The increased focus on the practice of guardianship has revealed that the bar that practices in this area lacks diversity. This misalignment can cause less than ideal results. Because of the constant need for appointments in guardianship cases, the judiciary is in a particularly powerful position to be able to redress this inequality.
Persons wishing to be appointed must apply to be placed on a list pursuant to 22 NYCRR Part 36 “Court Appointments”. Appointments must be made from the list, but the judge may appoint someone who is not on the list for good cause stated and in writing.
Leadership Diversity Initiative Programs
More than lofty goals, the GDI has produced concrete steps to try to ensure that the subjects of guardianship proceedings are represented by lawyers who reflect their experience.
The GDI has been implemented in the five counties that make up New York City.
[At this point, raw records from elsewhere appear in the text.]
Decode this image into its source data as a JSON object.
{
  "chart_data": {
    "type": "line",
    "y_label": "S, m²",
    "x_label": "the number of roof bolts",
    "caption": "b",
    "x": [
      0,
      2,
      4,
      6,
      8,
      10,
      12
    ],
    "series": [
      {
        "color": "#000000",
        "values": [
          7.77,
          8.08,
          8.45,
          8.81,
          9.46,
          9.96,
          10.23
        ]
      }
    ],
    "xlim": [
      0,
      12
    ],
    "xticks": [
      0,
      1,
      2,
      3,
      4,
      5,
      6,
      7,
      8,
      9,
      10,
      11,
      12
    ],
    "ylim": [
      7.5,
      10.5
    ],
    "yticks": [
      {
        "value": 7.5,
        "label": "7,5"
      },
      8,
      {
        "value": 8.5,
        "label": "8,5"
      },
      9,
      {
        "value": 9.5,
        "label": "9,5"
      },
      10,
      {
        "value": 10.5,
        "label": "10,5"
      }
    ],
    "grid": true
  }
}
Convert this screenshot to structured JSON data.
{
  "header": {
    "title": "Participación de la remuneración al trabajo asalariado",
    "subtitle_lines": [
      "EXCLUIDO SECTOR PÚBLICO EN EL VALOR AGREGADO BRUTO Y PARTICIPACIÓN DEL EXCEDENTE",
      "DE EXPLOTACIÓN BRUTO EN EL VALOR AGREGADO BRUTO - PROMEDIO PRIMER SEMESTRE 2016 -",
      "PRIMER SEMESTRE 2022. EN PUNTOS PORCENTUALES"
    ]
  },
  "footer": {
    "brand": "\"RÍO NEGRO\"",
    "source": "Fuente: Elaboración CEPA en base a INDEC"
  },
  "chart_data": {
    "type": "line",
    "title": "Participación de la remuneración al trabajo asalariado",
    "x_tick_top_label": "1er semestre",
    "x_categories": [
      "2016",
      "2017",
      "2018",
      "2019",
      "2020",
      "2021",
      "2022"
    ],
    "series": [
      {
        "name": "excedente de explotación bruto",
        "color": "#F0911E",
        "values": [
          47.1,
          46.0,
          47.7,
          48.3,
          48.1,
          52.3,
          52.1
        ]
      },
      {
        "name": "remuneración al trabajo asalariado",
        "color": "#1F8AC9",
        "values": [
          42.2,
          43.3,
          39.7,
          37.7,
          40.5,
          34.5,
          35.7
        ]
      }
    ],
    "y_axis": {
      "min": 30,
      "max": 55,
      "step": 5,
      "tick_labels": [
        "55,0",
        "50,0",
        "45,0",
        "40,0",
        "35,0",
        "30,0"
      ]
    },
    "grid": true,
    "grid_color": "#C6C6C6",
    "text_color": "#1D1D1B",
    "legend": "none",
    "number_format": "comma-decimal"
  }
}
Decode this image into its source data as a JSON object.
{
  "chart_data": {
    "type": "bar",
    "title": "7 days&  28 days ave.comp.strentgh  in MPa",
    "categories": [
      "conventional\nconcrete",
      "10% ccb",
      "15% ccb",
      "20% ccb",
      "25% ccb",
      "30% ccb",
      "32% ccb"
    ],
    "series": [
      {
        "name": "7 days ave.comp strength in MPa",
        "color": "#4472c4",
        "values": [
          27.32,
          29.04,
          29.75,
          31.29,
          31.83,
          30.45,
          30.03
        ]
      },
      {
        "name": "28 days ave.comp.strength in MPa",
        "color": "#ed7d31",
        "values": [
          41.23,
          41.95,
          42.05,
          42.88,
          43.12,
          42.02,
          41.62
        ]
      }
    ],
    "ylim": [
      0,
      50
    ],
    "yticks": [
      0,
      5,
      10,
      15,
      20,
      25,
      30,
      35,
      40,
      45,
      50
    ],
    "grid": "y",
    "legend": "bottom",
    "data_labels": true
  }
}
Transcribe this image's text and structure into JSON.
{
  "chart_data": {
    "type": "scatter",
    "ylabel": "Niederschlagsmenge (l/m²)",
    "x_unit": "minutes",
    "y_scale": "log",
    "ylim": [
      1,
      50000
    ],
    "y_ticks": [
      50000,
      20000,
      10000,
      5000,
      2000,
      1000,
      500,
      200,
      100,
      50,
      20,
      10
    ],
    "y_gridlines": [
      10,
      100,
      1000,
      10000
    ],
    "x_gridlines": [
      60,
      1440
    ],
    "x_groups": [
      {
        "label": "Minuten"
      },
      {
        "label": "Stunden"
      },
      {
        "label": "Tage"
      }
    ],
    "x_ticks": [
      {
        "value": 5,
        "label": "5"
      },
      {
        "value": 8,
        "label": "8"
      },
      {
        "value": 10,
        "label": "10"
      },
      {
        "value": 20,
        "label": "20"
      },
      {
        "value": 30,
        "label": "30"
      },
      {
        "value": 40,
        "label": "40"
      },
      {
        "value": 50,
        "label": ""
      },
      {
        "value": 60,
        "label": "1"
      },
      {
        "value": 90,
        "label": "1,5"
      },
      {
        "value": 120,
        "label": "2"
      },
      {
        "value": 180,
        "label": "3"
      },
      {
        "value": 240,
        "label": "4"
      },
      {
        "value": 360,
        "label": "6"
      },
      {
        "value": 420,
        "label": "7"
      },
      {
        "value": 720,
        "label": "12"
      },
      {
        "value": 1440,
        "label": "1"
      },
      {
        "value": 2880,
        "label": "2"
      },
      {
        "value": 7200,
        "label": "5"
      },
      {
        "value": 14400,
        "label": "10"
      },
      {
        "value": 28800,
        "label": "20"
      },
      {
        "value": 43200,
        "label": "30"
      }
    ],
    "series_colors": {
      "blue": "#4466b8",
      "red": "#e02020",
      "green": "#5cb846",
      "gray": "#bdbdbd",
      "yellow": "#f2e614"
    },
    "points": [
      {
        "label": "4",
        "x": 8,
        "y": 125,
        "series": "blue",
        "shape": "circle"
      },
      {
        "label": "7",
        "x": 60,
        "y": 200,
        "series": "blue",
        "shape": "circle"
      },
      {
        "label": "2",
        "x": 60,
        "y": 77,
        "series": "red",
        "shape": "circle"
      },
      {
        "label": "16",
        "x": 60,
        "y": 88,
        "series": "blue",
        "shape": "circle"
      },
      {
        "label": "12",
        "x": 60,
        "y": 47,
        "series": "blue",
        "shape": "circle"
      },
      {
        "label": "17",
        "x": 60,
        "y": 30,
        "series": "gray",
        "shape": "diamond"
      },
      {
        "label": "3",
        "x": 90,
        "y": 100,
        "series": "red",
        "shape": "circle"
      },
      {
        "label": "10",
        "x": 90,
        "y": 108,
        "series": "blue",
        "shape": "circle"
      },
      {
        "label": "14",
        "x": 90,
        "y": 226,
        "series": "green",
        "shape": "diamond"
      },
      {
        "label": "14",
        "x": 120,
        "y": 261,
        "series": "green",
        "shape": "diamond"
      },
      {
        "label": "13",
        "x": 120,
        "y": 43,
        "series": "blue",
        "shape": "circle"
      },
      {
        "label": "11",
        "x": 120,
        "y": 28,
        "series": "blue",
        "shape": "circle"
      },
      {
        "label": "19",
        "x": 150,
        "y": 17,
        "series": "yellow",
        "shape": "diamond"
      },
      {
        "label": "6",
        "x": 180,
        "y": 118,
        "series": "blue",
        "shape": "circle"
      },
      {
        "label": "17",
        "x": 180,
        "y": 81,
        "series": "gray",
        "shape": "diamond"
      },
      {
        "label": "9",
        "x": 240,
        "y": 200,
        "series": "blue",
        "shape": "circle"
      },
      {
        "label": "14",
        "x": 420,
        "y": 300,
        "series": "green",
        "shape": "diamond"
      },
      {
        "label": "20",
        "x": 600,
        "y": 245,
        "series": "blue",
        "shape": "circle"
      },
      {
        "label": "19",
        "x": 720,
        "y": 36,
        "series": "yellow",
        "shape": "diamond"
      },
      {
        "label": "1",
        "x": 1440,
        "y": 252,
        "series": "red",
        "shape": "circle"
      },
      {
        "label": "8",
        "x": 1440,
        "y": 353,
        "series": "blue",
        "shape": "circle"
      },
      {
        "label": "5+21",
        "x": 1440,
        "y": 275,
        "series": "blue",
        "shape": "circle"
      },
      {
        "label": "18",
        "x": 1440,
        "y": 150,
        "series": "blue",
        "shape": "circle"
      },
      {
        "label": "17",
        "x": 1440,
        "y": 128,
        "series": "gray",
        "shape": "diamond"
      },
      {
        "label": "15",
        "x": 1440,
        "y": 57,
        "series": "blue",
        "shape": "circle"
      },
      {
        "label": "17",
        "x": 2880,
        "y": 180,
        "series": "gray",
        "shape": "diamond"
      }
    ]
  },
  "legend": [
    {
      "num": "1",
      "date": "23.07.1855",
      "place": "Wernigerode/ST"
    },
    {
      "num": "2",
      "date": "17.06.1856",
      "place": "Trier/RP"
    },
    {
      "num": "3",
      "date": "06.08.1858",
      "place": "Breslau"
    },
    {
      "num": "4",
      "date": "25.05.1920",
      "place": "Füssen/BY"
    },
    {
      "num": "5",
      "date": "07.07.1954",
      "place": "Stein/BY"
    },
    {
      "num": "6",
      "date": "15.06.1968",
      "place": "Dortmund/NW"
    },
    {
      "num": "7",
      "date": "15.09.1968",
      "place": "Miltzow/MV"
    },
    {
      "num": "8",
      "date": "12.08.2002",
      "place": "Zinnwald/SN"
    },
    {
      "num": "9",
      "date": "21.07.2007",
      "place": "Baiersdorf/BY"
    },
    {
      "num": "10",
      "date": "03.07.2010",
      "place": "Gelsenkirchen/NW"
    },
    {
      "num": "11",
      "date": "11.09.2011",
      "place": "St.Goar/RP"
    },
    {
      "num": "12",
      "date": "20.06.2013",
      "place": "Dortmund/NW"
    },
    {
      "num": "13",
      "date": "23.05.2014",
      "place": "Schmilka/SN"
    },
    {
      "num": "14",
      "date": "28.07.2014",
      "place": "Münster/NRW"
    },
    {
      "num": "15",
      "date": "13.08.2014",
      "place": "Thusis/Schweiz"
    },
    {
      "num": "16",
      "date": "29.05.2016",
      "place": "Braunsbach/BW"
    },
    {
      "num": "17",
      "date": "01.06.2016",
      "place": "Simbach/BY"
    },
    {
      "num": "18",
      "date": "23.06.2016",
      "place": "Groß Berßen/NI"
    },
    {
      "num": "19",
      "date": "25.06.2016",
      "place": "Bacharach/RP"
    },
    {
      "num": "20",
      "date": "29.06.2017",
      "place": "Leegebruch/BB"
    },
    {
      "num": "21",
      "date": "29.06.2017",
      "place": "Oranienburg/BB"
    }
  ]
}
He proposed programs in which guardianship judges were panellists; continuing legal education; a mentorship program and a Lunch and Learn program that offers a variety of topics of interest to practitioners in the elder law community.
The program was strongly supported by the trusteeship bench. This is vital as it is the judges who appoint lawyers to fill the different roles in a guardianship case. These programs have enabled judges sitting in the guardianship party to provide invaluable information directly to attorneys considering the practice.
The initiative provided continuing legal education courses on fundamental aspects of guardianship cases, such as the role of the judicial evaluator. This specific program included speakers with extensive experience and knowledge. These speakers were able to give concrete advice on the general guardianship process, time constraints and the content of their report and to whom their report could be disclosed.
The initiative has created a mentorship program for lawyers who wish to be appointed as a forensic evaluator or lawyer at the AIP. Matching an experienced guardianship attorney with an attorney interested in entering the field can help attract underrepresented attorneys to the practice.
The practice of guardianship has evolved and continues to evolve from a niche area of law to mainstream practice. The growth of the practice of guardianship is an opportunity for lawyers to learn about the field and establish practices. However, entry into the law of guardianship requires much more than knowledge of Section 81. It requires a full understanding of the roles of each actor in the field of guardianship, such as the court assessor; appointed lawyer; the guardian of the person, the guardian of property and the judicial examiner. This is an extensive process, but through programs and other initiatives such as the GDI, information and education about the process will be more accessible and disseminated to all demographic groups.
Daniel G. Fish is a partner at McLaughlin & Stern.